Short description of the xPore output (diffmod.table)

id -- transcript or gene id position -- transcript or gene position kmer -- 5-mer where modified base sits in the middle if modified diff_modrate\<condition1>_vs_\<condition2> -- differential modification rate between condition1 and condition2 (modification rate of condition1 - modification rate of condition2) zscore\<condition1>_vs_\<condition2> -- z score obtained from z-test of the differential modification rate pval\<condition1>_vs\\<condition2> -- significance level from z-test of the differential modification rate modrate\-\<replicate> -- modification rate of a replicate in the condition mu_unmod -- inferred mean of the unmodified RNAs distribution mu_mod -- inferred mean of the modified RNAs distribution sigma2_unmod -- inferred sigma^2 of the unmodified RNAs distribution sigma2_mod -- inferred sigma^2 of the modified RNAs distribution conf_mu_unmod -- confidence level of mu_unmod compared to the unmodified reference signal conf_mu_mod -- confidence level of mu_unmod compared to the unmodified reference signal mod_assignment -- lower if mu_mod < mu_unmod and higher if mu_mod > mu_unmod

lingolingolin commented 3 years ago

Thanks a lot @ploy-np for your prompt reply.

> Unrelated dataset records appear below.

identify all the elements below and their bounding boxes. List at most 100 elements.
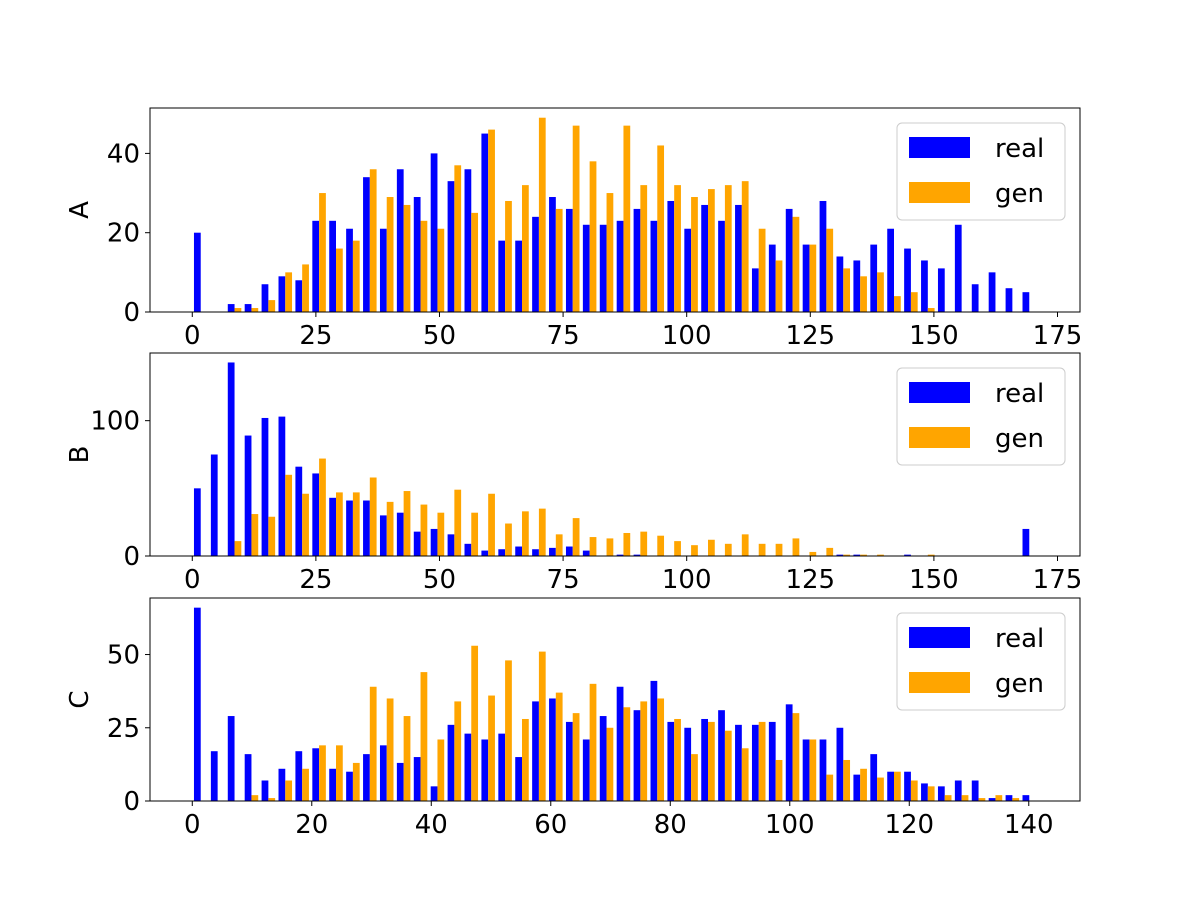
x-tick-label: 175 bbox=[1033, 321, 1083, 351]
bar bbox=[193, 232, 201, 312]
bar bbox=[657, 698, 665, 801]
bar bbox=[616, 554, 624, 556]
bar bbox=[295, 751, 303, 801]
bar bbox=[505, 523, 512, 556]
legend-label: gen bbox=[995, 669, 1044, 699]
legend-label: real bbox=[995, 624, 1044, 654]
bar bbox=[565, 721, 573, 801]
bar bbox=[515, 546, 522, 556]
bar bbox=[792, 216, 800, 312]
bar bbox=[988, 272, 996, 312]
bar bbox=[488, 493, 495, 556]
bar bbox=[403, 491, 411, 556]
bar bbox=[336, 745, 343, 801]
legend-swatch bbox=[909, 427, 970, 448]
bar bbox=[268, 300, 276, 312]
bar bbox=[910, 780, 918, 801]
bar bbox=[379, 228, 387, 312]
legend-label: gen bbox=[995, 424, 1044, 454]
bar bbox=[887, 228, 894, 312]
bar bbox=[877, 272, 884, 312]
bar bbox=[650, 680, 658, 801]
bar bbox=[870, 244, 878, 312]
legend-label: real bbox=[995, 134, 1044, 164]
y-tick-label: 25 bbox=[107, 714, 140, 744]
bar bbox=[785, 208, 793, 312]
bar bbox=[312, 220, 320, 312]
x-tick-label: 150 bbox=[909, 565, 959, 595]
bar bbox=[735, 724, 742, 801]
bar bbox=[606, 727, 614, 801]
bar bbox=[352, 492, 360, 556]
bar bbox=[667, 200, 675, 312]
bar bbox=[775, 260, 783, 312]
bar bbox=[522, 185, 529, 312]
bar bbox=[481, 133, 489, 312]
bar bbox=[724, 730, 732, 801]
bar bbox=[532, 701, 539, 801]
bar bbox=[785, 704, 793, 801]
bar bbox=[843, 554, 851, 556]
x-tick-label: 40 bbox=[415, 810, 448, 840]
bar bbox=[319, 458, 326, 556]
bar bbox=[505, 660, 512, 801]
axes-frame bbox=[149, 107, 1081, 313]
bar bbox=[616, 220, 624, 312]
bar bbox=[708, 189, 715, 312]
bar bbox=[589, 683, 597, 801]
bar bbox=[708, 539, 715, 556]
bar bbox=[640, 701, 648, 801]
bar bbox=[927, 786, 935, 801]
y-tick-label: 40 bbox=[107, 139, 140, 169]
bar bbox=[1022, 528, 1030, 556]
x-tick-label: 50 bbox=[423, 321, 456, 351]
bar bbox=[363, 177, 370, 312]
bar bbox=[836, 554, 844, 556]
bar bbox=[1022, 795, 1030, 801]
bar bbox=[515, 757, 522, 801]
bar bbox=[623, 125, 631, 312]
bar bbox=[555, 534, 563, 556]
bar bbox=[1022, 292, 1030, 312]
bar bbox=[589, 537, 597, 556]
bar bbox=[904, 554, 911, 556]
bar bbox=[860, 554, 867, 556]
bar bbox=[488, 695, 495, 801]
bar bbox=[437, 512, 445, 556]
bar bbox=[261, 417, 269, 556]
bar bbox=[454, 701, 462, 801]
bar bbox=[481, 550, 489, 556]
bar bbox=[944, 795, 952, 801]
bar bbox=[278, 768, 286, 801]
bar bbox=[193, 488, 201, 556]
bar bbox=[565, 208, 573, 312]
x-tick-label: 25 bbox=[299, 321, 332, 351]
bar bbox=[843, 268, 851, 312]
bar bbox=[1005, 288, 1013, 312]
bar bbox=[792, 713, 800, 801]
bar bbox=[606, 193, 614, 312]
bar bbox=[826, 547, 834, 556]
bar bbox=[447, 534, 455, 556]
bar bbox=[319, 193, 326, 312]
bar bbox=[836, 256, 844, 312]
bar bbox=[684, 727, 692, 801]
bar bbox=[894, 296, 901, 312]
bar bbox=[227, 716, 235, 801]
bar bbox=[413, 531, 421, 556]
bar bbox=[302, 768, 309, 801]
bar bbox=[853, 260, 861, 312]
bar bbox=[843, 759, 851, 801]
bar bbox=[640, 185, 648, 312]
bar bbox=[674, 541, 681, 556]
bar bbox=[498, 733, 506, 801]
legend-swatch bbox=[909, 382, 970, 403]
bar bbox=[471, 512, 479, 556]
bar bbox=[921, 260, 928, 312]
bar bbox=[853, 554, 861, 556]
bar bbox=[413, 197, 421, 312]
bar bbox=[403, 716, 411, 801]
bar bbox=[538, 508, 546, 556]
bar bbox=[420, 672, 428, 801]
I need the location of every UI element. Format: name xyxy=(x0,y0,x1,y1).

so if a site meets the conditions below:

z_score_unmodified_sample - z_score_modified_sample <0 
pval_unmodified_sample_vs_modified_sample <=0.05

Will it be a positive detection in the modified sample? Was mu_mod/mu_unmod computed with reads from both conditions? By differential modification rate, do you mean modification rate differ between conditions/samples? In your paper, it seems reads from both conditions/samples were mixed. Right? Was t-test (up to choice from program flags) also done with comparing modification rates between conditions/samples?

Thanks very much!

ploy-np commented 3 years ago

Hi @lingolingolin,

Based on the two criteria you gave (z-score and pval), it should be a positive detection. Another criteria you can use to filtering only a single type of modification is to use mod_assignment. You can count how many sites have the same direction of modified signal (lower or higher). For example, if GGACT has 90% of the sites lower, you can filter those higher GGACT sites out if you are interested in only a single modification type of GGACT i.e. m6A.

You understand the definition of differential modification rate correctly. However, as described in the paper, reads from both conditions/samples are not mixed. It is just xpore infer the unmodified and modified distributions that are mathematically shared among all conditions/samples while inferring sample-specific modification rates.

Which t-test do you mean?

lingolingolin commented 3 years ago

Hi @ploy-np ,

Thanks for your detailed explanation. by t-test, i mean what you have in your demo yml file:

method:
    prefiltering:
        method: t-test
        threshold: 0.1
ploy-np commented 3 years ago

Hi @lingolingolin,

With this config, t-test will be performed at the prefiltering step, that is, xpore will not model those positions where intensity mean between conditions are not different based on the t-test in order to speed up the overall process.

Without this config, xpore will model every position.

Please note that the results in our preprint we applied xpore without this pre-filtering step.

lingolingolin commented 3 years ago

thanks a lot @ploy-np. this is truly helpful.